Pasolini aveva già dato prova, sui giornali, della sua imprevedibilità polemica: dal maggio 1960 al settembre ’65 aveva tenuto la rubrica «Dialoghi» sul settimanale del Pci «Vie Nuove»; poi, dall’agosto 1968 al gennaio 1970, sul «Tempo» aveva pubblicato, sotto la rubrica «Il caos», interventi liberi sull’attualità. Sempre sul «Tempo» avrebbe poi ripreso a collaborare tra il ’72 e il ’75 soprattutto come critico letterario. Sono scritti che, come ha osservato Piergiorgio Bellocchio, «formano il capitolo più congestionato, convulso e caotico di tutta la produzione saggistica di Pasolini», in cui i temi del «corsaro» e del «luterano» (neocapitalismo, nuovo fascismo, sviluppo e progresso, mutazione antropologica, edonismo, genocidio eccetera) sono già presenti.
Non è che la foga militante di Pasolini si esaurisca sulle colonne del «Corriere», se è vero che negli stessi anni continua a scrivere anche per altri giornali: non solo il «Tempo», ma «Il Mondo», «l’Espresso», «Epoca», «Europeo», «Panorama», «Rinascita», «Paese sera». Il primo articolo inviato a Barbiellini (Contro i capelli lunghi ) esce il 7 gennaio 1973 in seconda pagina sotto la rubrica «Tribuna aperta», uno spazio franco destinato a opinioni non necessariamente condivise dalla direzione. Stessa collocazione il 4 febbraio per il secondo intervento, sulla Trilogia della vita e la rappresentazione del sesso come forma di libertà d’espressione. E sempre in seconda pagina esce il 17 maggio l’articolo sullo slogan dei jeans Jesus. Il primo anno di collaborazione non è particolarmente intenso (4 pezzi). L’articolo del 9 dicembre 1973, Sfida ai dirigenti della televisione, un appello per un rilancio massiccio della lettura e della cultura in Tv, aprirà un ampio dibattito sulle tesi pasoliniane, accusate di mitizzare nostalgicamente (e con accenti reazionari) una presunta età dell’oro: il rimprovero più ricorrente (specie da sinistra) al Pasolini antimoderno e apocalittico.

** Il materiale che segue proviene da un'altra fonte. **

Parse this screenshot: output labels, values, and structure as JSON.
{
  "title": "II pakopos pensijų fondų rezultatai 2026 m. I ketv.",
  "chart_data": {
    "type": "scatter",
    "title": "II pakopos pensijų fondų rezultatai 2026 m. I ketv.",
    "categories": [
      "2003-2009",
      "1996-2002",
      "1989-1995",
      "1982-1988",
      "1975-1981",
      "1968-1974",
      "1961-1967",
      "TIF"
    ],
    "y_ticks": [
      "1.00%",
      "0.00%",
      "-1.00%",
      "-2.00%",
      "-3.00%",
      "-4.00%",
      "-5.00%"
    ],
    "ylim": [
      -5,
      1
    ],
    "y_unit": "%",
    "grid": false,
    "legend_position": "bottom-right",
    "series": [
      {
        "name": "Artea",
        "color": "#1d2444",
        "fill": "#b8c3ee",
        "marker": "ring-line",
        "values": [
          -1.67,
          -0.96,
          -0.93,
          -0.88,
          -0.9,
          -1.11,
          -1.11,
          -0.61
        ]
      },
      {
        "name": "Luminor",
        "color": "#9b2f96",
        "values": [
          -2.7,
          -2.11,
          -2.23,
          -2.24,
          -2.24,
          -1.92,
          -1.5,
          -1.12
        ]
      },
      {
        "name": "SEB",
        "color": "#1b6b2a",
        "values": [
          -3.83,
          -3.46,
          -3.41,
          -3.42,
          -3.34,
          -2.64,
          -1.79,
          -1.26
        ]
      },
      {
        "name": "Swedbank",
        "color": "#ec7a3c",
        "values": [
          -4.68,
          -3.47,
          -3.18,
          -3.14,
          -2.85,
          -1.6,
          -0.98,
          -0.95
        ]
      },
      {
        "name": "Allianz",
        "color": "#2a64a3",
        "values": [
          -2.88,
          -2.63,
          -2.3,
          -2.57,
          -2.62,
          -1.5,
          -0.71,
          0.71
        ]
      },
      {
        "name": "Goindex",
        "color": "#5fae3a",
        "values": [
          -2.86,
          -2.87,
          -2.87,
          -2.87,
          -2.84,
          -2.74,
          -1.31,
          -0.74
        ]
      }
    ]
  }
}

D’altra parte, va detto che erano gli interventi provocati dai suoi stessi scritti a rilanciare nuove repliche, alimentando quell’ossessione alla ripetizione che è un tratto non solo retorico ma mentale. È con Gli italiani non sono più quelli, sulla mutazione antropologica, che la firma di Pasolini compare in prima pagina, nel taglio basso, il 10 giugno 1974.
Un censimento degli scritti giornalistici degli ultimi tre anni (realizzato da Valerio Valentini) mostra l’aumento esponenziale degli interventi sull’attualità e l’importanza che lo stesso Pasolini ha attribuito loro nel selezionarli per i due volumi antologici, Scritti corsari (1975) e Lettere luterane (progettato dall’autore e uscito «semipostumo» l’anno dopo): i «pezzi» del 1973 ritenuti degni di essere antologizzati sono solo 4 (3 dei quali apparsi sul «Corriere»); 12 quelli del 1974 (7 del «Corriere»); ben 26 (16 del «Corriere») sono del 1975. Un furore militante contemporaneo alla stesura del megaromanzo politico-visionario destinato a rimanere incompiuto, Petrolio, ma non per questo inoffensivo.